Polarization-Induced Beam Bending: Mathematical Model, Discretization, and Algorithm
This work provides a numerical tool for studying polarization-induced beam bending over long propagation distances, which is relevant for applications in nonlinear optics and beam manipulation.
The authors developed a conservative numerical scheme for a reduced hydrodynamic model of paraxial vector beam propagation, enabling long-distance simulations over tens of meters with millimeter resolution. The method reproduces the analytically predicted quadratic beam bending at short distances and reveals systematic deviations at longer ranges due to nonlinear phase accumulation and dispersive effects.

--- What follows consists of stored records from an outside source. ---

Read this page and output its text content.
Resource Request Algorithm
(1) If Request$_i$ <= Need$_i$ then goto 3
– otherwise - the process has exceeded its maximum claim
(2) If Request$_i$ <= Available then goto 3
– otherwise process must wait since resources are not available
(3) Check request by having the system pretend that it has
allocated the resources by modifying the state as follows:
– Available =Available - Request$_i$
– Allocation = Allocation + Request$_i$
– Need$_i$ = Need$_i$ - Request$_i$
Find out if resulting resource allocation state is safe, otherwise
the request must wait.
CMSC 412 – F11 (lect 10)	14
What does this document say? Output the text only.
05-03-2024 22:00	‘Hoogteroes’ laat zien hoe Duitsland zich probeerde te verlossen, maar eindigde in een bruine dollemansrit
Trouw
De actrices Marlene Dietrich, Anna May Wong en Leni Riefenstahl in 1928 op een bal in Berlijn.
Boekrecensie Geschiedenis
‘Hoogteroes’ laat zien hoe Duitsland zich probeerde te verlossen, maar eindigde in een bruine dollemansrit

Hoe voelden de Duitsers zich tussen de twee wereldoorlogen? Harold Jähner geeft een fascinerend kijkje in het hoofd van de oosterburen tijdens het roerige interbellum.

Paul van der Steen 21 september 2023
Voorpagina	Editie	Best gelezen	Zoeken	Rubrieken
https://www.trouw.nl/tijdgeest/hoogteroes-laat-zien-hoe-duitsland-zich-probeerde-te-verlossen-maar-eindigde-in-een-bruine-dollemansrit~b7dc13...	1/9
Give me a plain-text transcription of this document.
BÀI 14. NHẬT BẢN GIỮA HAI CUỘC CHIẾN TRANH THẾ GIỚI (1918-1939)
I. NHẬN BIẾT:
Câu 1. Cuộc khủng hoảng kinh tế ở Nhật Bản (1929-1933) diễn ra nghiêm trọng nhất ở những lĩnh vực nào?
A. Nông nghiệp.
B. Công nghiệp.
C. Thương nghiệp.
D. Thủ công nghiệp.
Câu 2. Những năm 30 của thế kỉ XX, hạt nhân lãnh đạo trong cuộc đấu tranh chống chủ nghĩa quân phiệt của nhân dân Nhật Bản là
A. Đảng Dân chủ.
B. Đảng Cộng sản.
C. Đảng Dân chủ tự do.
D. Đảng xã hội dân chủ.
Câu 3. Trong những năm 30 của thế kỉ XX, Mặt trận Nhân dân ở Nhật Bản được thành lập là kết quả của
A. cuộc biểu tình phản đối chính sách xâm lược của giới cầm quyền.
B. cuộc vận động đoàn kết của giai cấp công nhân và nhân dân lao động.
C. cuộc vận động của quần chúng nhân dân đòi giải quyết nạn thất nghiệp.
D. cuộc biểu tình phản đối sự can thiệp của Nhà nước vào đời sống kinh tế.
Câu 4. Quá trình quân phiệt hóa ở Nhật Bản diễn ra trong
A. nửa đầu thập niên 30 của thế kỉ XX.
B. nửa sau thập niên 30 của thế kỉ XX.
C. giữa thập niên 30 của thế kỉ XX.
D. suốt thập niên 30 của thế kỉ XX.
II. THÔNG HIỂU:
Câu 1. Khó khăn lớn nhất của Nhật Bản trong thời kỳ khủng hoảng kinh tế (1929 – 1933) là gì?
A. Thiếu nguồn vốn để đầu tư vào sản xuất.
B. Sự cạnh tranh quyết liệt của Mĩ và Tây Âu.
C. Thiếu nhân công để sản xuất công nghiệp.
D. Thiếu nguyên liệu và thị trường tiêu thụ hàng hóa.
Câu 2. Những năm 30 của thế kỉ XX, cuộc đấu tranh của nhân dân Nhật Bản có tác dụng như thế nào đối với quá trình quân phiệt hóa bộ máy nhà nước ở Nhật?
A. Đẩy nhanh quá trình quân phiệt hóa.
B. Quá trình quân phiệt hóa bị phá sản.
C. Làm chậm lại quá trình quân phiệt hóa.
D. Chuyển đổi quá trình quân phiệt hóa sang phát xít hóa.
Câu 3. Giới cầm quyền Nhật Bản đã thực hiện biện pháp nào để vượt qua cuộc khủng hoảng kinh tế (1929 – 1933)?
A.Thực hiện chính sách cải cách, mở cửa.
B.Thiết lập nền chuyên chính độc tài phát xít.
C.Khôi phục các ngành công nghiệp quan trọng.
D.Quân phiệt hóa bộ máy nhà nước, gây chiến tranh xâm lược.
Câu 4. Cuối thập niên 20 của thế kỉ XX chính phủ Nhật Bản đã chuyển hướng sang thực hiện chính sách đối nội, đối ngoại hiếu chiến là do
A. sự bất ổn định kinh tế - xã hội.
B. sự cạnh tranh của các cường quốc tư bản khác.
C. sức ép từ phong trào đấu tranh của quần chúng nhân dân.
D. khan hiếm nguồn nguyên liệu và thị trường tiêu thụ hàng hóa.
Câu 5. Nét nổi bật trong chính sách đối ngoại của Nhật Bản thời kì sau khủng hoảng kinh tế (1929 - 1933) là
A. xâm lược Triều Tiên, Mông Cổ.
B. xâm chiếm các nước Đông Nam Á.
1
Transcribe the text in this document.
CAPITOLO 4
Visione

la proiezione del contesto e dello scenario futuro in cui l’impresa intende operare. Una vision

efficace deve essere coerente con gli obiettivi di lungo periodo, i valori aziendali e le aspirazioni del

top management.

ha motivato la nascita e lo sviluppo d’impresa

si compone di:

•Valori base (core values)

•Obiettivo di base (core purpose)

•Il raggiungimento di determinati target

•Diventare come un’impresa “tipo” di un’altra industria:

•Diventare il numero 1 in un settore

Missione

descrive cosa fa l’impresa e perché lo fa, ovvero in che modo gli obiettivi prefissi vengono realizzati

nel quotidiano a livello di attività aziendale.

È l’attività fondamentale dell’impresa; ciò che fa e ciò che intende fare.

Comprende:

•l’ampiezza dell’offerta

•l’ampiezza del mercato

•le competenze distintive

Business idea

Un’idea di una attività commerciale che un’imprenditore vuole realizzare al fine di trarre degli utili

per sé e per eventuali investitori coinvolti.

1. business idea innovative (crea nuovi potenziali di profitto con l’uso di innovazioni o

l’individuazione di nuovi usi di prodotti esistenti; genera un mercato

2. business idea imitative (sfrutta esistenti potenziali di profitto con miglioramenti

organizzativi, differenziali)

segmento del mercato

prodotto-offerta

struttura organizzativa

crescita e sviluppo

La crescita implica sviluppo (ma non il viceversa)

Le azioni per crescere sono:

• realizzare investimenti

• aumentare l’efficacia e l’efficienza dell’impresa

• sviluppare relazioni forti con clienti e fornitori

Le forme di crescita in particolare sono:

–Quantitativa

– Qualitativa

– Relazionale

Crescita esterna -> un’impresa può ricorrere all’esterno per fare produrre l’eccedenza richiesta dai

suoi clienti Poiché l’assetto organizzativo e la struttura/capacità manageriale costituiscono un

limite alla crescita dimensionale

We study a reduced hydrodynamic formulation of paraxial vector beam propagation in which the beam intensity, optical phase, and spatially-dependent polarization are coupled through a nonlinear dispersive system. While prior analytical work derived a solution for the beam path valid for short propagation distances, a fully resolved numerical treatment of the model over long ranges has not previously been available. Here we present a conservative numerical scheme for the coupled system, combining a finite-volume discretization of the intensity equation with monotone Hamilton--Jacobi (H-J) solvers for the phase dynamics and upwind transport of polarization. The method preserves the nonnegativity of the intensity and remains stable under long-distance propagation. We perform large-scale simulations over propagation distances of tens of meters, while resolving millimeter-scale transverse structure. The numerical results reproduce the analytically predicted and experimentally observed quadratic beam bending at short distances and reveal systematic deviations beyond the asymptotic regime. These deviations arise from nonlinear phase accumulation and dispersive effects captured by the full model but are neglected in the short-distance approximation.